Peter raised his hands. “It was confiscated during the war. I . . . acquired it later.”
“Stolen? So you’re a thief as well as a spy.”
The sweat was drenching Peter’s back now, a trickle running down his face. “All right. I stole the boat, but I figured the Feds owed me. They . . .” He broke back into English. “They were screwing me over on my medical discharge, I’d paid my dues twice over, me and everyone else in that fiasco at Sinai—” He bit it off, blew out a breath.
“Now we make progress.” The man responded still in Greek. “So we see here an American who has invaded our waters, a smuggler defying international law, a soldier absent without leave, and a thief. And you want to negotiate with us?”
“Sailor,” Peter offered faintly. “Navy.”
Was that finally a flicker of a smile? “I see. Very well, Peter Mitchell, what was your specialty in the military service?”
The man studied him. “So. We may have a use for you, after all, in the Mediterranean League. We’re expanding the patrols on our shipping lanes, and our men need training.” He eyed Nereid again. “Possibly this old spy vessel could be useful, as well, if you prove we can trust you.”
“No, no.” Peter shook his head. “I’m done with the military.”
“Very well, it’s your decision.” He gestured toward the nearest soldier, barked out a quick order Peter couldn’t follow, but the soldier stepped over and put his pistol to Peter’s head, clarifying the whole situation. Things were going downhill fast. “We execute spies in these islands.” He nodded at the soldier and started to turn away.

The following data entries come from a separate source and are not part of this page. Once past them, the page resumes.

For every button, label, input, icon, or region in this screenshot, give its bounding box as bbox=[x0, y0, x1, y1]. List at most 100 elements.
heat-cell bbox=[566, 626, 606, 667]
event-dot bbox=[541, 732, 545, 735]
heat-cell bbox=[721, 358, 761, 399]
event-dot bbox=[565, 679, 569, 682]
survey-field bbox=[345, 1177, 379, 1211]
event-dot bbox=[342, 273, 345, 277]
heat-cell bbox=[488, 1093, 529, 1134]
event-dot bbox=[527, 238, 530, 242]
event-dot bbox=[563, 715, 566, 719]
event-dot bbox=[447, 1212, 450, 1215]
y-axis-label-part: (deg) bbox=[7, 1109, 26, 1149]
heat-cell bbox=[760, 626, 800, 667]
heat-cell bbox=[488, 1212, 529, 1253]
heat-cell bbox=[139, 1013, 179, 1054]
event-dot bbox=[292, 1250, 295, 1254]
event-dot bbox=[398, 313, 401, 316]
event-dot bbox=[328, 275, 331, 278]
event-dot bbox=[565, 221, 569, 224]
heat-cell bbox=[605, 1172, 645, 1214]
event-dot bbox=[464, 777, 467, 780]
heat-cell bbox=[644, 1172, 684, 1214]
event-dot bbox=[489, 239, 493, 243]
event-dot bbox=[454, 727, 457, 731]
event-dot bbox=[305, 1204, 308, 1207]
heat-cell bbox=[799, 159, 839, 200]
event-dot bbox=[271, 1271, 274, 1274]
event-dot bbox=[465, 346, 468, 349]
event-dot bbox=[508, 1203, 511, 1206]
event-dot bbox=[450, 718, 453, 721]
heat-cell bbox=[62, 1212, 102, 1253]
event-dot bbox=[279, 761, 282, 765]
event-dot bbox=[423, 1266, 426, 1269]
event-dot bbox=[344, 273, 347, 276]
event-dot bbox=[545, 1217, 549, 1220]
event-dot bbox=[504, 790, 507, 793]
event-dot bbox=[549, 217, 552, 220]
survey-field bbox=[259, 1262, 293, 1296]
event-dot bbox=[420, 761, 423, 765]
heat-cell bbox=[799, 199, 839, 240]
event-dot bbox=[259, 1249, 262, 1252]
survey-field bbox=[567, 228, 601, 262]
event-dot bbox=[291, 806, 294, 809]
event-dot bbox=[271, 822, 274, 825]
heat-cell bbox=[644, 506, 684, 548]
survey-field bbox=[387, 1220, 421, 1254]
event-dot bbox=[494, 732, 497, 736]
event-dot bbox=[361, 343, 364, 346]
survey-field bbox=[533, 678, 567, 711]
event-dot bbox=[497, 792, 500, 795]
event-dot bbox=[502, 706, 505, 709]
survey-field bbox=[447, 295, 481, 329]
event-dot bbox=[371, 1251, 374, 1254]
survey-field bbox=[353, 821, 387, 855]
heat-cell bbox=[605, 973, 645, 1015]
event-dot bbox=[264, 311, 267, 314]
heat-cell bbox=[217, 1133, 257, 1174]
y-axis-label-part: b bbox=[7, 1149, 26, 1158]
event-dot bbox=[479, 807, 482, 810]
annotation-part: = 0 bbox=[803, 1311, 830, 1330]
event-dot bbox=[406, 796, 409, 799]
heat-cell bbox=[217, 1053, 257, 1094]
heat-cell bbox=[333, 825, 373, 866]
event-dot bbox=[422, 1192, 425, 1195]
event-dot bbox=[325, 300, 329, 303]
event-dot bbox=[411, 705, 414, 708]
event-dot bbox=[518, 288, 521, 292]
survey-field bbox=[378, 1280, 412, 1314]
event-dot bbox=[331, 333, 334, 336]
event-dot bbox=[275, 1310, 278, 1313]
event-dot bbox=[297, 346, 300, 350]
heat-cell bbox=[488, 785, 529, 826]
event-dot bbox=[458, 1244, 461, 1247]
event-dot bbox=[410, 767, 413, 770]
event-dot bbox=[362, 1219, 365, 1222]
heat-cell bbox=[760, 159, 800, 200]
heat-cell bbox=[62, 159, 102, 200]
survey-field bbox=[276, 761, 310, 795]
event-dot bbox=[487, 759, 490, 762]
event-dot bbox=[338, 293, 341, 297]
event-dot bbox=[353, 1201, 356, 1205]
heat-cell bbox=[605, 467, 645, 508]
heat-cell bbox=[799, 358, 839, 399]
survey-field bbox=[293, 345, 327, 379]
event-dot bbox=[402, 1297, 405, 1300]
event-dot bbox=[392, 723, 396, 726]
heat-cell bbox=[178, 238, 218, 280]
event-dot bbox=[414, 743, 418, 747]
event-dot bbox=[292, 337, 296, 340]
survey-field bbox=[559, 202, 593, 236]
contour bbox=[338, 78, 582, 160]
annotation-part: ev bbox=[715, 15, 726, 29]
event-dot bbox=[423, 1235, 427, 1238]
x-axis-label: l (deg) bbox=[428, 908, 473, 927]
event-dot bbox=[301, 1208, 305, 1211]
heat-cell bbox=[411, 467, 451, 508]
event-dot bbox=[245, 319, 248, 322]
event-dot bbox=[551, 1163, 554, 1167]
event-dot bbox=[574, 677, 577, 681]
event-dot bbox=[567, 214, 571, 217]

“Stop! Stomat!” Peter blurted. “Okay. You . . . persuaded me.”
Again the flicker of a smile. “A wise decision. We will talk later.” He gestured to the soldier, who lowered his pistol.
Peter sagged in relief.
The Greek started back up the quay, then paused in front of Leeza, still held by her guards, her pale eyes wide, rolling like a startled colt’s from Peter to the honcho. “Magdalena.” Whore. He shook his head and said something to the guards, who started to drag her back toward the cutter gangplank.
“No!” Her face suddenly morphed from terror to rage. “Hands off, you gorillas!” Insanely, the twit was struggling again, kicking, jerking forward and wrenching an arm free to grab the head man’s arm as the soldiers dragged her back and the man barked an order.
Conreid hung on. “Listen, bub, don’t pull this machismo on me. This is Leeza Conreid you’re talking to. I need to see Ariadne, and you better take me to her.” She waggled her fingers in front of his face. Sunlight caught a thick, engraved platinum ring she hadn’t been wearing onboard, kindled the facets of a big sapphire, and flung blue sparks.
Peter blinked. The boss was grasping Leeza’s wrist and scrutinizing the setting of her ring.
The identical ring on the man’s finger caught the sun, gem flaring cobalt blue. His jaw clamped down hard, muscle jumping as he glared at her. He dropped her hand and swung away, gesturing sharply at his men and stalking off down the quay toward the steep path leading up to the villa.
Peter stood staring as the uniforms reformed to flank Ms. Conreid and escort her after their leader. She paused to smirk over her shoulder, hand flashing sharp blue as she gave him her own mocking salute.